Spying on Sandhill Cranes

by James Holtzclaw

I stepped out of my vehicle, looked around, and started exploring the trails at Boot Lake Nature Preserve. The trails cut through various ecosystems: grasslands, woodlands, and wetlands. The surrounding areas showed signs of the recent seasonal changes. The grasslands lost their fall flowers, the woodlands revealed their bare trees, with leaves littering the ground, and the wetlands contained less water. This natural setting was waiting for winter and its first snow.

As I meandered through this altered landscape, I listened to what sounded like trumpet sounds, which piqued my interest because they were familiar sounds from different times in my life. I followed these calls until I walked on a floating dock. There, I spied on hundreds of towering birds with rust-red, ashen plumage and their heads adorned with red caps and long beaks. I recognized them from my time in Tennessee as Sandhill Cranes.
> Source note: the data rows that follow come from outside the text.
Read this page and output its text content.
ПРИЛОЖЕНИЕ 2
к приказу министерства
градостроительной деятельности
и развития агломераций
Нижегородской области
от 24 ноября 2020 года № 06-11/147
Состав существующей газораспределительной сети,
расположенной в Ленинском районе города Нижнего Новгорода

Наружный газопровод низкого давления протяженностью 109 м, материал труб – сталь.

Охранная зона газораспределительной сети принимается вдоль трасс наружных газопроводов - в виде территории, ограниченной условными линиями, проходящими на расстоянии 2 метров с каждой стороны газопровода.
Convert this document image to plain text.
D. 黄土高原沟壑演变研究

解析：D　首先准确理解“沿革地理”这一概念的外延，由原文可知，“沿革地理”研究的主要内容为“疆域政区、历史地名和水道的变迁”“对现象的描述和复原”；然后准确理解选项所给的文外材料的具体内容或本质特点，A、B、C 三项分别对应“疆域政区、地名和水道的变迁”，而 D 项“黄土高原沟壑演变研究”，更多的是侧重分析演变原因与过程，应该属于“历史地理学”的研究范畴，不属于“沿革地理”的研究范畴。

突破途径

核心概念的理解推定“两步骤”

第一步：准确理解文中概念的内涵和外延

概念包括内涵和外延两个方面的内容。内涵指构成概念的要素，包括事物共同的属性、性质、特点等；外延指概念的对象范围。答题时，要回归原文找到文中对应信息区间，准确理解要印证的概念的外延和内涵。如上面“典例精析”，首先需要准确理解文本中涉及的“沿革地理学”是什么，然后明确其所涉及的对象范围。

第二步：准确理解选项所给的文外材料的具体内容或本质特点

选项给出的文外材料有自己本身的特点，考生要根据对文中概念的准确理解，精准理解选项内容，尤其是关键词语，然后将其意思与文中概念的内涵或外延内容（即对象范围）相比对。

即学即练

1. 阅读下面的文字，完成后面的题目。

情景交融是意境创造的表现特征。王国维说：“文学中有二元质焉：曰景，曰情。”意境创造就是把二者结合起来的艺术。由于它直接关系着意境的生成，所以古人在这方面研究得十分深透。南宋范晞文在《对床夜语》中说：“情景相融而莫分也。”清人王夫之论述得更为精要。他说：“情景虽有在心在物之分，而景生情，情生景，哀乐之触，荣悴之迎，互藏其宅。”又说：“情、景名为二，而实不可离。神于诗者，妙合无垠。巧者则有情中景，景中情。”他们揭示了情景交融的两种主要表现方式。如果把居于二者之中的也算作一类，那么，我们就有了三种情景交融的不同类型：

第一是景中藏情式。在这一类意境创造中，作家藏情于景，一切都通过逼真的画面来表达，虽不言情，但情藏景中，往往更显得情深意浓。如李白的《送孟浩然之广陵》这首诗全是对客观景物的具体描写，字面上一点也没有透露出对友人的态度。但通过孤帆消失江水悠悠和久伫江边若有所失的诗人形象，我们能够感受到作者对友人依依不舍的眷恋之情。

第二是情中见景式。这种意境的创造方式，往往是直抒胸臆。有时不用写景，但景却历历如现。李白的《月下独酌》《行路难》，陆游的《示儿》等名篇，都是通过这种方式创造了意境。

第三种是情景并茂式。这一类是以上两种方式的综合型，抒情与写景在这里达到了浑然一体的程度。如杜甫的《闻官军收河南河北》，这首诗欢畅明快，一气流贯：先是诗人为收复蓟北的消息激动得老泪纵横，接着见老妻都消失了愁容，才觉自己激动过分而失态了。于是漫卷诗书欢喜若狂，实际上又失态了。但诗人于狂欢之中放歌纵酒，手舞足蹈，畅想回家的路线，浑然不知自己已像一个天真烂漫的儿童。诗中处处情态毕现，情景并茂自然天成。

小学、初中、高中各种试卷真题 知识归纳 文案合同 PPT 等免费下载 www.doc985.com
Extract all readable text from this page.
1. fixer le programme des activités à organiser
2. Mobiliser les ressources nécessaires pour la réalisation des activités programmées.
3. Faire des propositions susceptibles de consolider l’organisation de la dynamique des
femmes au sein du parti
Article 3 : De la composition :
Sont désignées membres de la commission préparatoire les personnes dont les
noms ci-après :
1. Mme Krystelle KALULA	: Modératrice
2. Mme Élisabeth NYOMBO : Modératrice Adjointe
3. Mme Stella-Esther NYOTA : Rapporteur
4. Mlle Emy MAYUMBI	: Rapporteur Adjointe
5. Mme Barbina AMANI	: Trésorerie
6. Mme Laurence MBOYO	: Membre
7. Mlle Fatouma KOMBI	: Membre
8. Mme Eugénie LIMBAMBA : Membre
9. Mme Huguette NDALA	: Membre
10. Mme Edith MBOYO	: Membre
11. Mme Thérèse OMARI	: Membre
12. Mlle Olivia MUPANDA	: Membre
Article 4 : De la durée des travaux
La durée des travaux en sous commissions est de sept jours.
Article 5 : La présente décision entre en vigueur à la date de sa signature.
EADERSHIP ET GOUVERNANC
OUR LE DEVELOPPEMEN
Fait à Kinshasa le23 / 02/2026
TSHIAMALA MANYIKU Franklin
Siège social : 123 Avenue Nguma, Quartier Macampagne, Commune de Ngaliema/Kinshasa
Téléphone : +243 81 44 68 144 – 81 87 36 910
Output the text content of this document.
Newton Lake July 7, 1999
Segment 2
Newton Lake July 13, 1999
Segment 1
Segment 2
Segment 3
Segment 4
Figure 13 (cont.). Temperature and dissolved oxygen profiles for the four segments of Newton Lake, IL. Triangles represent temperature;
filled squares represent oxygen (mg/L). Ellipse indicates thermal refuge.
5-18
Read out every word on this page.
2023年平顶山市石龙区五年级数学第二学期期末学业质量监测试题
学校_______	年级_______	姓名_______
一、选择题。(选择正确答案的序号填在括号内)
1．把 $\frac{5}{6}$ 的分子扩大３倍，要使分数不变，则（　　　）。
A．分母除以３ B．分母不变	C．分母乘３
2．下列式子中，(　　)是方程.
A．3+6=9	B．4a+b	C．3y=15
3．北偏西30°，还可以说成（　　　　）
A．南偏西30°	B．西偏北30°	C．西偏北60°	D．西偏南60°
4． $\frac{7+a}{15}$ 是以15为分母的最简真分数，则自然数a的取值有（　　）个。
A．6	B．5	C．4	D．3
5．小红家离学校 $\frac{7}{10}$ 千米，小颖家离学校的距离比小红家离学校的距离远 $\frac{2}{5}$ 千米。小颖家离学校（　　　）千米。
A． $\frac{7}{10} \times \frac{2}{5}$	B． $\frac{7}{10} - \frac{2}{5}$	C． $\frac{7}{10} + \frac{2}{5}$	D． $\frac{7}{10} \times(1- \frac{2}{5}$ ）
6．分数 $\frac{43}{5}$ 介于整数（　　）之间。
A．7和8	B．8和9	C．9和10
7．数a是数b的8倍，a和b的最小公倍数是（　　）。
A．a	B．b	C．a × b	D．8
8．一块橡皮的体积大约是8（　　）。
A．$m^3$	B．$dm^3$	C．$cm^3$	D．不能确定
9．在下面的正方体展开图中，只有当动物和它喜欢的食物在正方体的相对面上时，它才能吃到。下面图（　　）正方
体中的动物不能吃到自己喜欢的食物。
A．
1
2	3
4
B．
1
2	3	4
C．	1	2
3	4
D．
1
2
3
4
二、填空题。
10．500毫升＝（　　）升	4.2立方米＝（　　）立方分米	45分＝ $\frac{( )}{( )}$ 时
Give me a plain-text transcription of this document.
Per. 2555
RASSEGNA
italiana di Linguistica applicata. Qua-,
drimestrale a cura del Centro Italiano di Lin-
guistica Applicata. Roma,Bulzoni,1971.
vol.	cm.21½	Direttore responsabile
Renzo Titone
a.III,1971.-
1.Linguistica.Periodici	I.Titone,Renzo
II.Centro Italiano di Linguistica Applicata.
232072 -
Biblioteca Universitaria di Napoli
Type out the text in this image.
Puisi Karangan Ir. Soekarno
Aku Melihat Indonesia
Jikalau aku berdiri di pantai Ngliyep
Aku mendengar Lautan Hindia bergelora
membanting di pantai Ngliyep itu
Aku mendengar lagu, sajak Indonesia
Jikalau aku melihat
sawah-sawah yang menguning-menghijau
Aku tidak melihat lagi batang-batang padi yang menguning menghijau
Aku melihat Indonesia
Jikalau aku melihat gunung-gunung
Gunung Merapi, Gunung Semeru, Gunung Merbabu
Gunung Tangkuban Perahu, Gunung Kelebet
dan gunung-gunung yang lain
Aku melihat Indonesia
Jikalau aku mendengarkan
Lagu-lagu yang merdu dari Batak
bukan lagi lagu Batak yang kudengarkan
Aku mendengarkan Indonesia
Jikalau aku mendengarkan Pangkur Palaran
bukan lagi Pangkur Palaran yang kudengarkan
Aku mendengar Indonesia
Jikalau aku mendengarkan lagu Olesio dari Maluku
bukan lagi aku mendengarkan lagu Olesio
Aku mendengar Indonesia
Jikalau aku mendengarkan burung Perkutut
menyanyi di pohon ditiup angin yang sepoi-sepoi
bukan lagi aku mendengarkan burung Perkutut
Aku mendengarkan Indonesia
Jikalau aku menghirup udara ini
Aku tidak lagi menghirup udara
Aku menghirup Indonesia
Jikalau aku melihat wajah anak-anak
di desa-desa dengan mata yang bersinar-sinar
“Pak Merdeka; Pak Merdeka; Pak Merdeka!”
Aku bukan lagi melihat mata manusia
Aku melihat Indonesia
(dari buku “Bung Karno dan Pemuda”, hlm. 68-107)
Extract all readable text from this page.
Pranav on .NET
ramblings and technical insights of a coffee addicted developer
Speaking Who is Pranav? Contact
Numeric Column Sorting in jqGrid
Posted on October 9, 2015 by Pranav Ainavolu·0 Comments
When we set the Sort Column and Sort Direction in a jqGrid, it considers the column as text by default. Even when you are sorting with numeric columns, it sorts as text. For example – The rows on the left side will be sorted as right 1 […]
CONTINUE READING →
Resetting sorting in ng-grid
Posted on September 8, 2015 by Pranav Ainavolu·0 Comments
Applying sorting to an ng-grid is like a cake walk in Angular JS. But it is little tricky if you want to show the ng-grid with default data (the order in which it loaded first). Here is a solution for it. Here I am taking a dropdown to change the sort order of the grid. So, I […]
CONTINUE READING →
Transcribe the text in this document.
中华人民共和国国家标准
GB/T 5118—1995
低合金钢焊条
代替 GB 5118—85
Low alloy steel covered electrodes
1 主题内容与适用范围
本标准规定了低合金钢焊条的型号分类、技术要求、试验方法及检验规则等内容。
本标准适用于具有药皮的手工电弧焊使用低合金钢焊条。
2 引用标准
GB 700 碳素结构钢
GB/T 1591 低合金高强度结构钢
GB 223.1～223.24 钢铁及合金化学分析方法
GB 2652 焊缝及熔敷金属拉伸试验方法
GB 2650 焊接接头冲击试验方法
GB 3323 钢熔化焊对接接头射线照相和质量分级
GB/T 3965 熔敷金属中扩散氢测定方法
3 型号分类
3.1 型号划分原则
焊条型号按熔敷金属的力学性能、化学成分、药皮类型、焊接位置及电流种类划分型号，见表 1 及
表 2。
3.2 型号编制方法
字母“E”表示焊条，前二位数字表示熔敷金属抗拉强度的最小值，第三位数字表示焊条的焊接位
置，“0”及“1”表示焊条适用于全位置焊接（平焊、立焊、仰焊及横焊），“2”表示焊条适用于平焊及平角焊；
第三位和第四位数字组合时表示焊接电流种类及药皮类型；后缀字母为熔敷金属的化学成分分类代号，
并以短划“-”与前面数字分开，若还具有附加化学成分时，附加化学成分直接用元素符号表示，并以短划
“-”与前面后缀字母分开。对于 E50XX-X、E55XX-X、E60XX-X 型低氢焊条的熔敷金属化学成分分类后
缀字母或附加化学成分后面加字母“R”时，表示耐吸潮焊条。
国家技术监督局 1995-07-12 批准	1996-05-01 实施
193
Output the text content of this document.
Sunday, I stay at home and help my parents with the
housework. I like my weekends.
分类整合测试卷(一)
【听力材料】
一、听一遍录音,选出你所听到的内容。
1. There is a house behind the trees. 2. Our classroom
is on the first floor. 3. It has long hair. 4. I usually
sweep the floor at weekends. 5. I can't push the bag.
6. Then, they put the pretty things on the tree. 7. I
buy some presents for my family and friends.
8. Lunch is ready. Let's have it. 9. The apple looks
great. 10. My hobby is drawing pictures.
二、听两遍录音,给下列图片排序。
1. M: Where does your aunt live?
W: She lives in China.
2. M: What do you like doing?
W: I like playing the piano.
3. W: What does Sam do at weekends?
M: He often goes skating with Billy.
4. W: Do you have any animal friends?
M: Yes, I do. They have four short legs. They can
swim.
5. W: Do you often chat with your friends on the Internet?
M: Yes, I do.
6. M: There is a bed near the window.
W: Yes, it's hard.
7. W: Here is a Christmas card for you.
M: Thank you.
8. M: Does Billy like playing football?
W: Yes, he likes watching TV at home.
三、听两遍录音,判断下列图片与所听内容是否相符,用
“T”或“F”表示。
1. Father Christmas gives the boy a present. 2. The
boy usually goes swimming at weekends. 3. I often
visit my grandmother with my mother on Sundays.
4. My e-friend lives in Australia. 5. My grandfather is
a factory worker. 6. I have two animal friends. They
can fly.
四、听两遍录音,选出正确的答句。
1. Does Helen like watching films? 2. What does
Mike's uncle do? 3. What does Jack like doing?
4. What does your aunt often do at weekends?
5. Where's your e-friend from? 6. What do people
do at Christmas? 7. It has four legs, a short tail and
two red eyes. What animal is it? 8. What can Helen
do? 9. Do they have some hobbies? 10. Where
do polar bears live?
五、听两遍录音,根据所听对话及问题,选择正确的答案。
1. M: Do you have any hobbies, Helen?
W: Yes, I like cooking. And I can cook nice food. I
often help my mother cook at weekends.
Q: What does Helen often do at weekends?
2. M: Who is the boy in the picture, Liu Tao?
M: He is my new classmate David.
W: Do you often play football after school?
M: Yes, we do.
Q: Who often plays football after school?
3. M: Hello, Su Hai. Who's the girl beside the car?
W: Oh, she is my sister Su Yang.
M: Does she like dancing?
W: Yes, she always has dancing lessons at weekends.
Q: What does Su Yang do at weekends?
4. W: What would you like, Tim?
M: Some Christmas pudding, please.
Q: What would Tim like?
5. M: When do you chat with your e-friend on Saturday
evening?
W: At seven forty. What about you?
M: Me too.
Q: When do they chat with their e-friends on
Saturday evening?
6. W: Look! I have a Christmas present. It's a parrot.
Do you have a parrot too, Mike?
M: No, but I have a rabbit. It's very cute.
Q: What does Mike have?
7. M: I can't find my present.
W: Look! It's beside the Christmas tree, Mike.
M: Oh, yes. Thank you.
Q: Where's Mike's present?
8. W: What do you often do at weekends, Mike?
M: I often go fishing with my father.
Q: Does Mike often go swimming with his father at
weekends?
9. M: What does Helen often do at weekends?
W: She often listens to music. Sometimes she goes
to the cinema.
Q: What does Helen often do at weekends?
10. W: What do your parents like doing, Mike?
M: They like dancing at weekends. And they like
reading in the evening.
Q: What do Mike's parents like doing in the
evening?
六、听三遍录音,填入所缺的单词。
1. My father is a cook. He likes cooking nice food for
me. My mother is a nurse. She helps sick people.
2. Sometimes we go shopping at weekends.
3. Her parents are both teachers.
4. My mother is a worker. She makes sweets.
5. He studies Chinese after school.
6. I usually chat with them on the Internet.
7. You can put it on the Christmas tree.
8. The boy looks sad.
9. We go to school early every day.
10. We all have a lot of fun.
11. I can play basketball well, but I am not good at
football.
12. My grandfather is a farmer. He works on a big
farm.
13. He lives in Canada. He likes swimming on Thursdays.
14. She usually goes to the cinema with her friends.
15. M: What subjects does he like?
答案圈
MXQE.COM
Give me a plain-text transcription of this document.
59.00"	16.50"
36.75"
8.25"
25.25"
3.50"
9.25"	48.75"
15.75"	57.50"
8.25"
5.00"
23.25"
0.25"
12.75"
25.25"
These ancient birds were foraging in Boot Lake’s mud flats, searching for seeds, berries, frogs, and fish while they waited for Mother Nature’s orders to fly south.

The Sandhill Cranes’ migration to the southern U.S. and northern Mexico most likely occurred before man migrated to North America. A Sandhill Crane’s fossil found in Florida indicated they were here about 2.5 million years ago. While I listened to their calls and watched them forage, I realized that their migration consisted of not just these few hundred birds at Boot Lake Nature Preserve but over five hundred thousand birds. In October, birders and naturalists looked into the heavens, listened for these birds’ calls, and tried to spot their V-formation.

As I stared at these feathered creatures at Boot Lake, I became homesick, and I could not help but imagine seeing them soar through the southern skies and stopping at Joe Wheeler National Wildlife Refuge near Huntsville, Alabama, and the Hiwassee Wildlife Refuge near Cleveland, Tennessee. Like Boot Lake Nature Preserve, these sites were havens to ensure that these great grey birds had a place to rest as they moved southward. They were established so that I could observe and celebrate these feathered creatures’ migration while living in Tennessee.  I was here at Boot Lake, watching a few hundred before they took their first steps, or rather wing beats, of this journey. I realized they might fly over my past homes, and their present renters won’t run out of the front door to look up in the sky when they hear their trumpet calls, missing a connection to one of North America’s great natural events. 

I considered my connection to the Sandhill Cranes in Tennessee to be one among a billion personal stories. I often wonder if you, the reader, have a story about these cranes. Maybe you saw them in the sky flying southward, spied on them at a refuge, or came upon them while canoeing the Elkhart River. Sandhill Cranes have always been part of our human stories. Some Native American tribes recognized them as a sign of promise, happiness, and a rebirth. As Lewis and Clark traveled westward, they mentioned the Sandhill Cranes in their journal entries. When I saw them in the past, I always pondered their existence with us.  I concluded that Sandhill Cranes were entwined into our human stories and played a significant role in our cultural heritage. Their distinctive sounds echoed throughout our wetlands, and their graceful form begged us to understand their time here with us.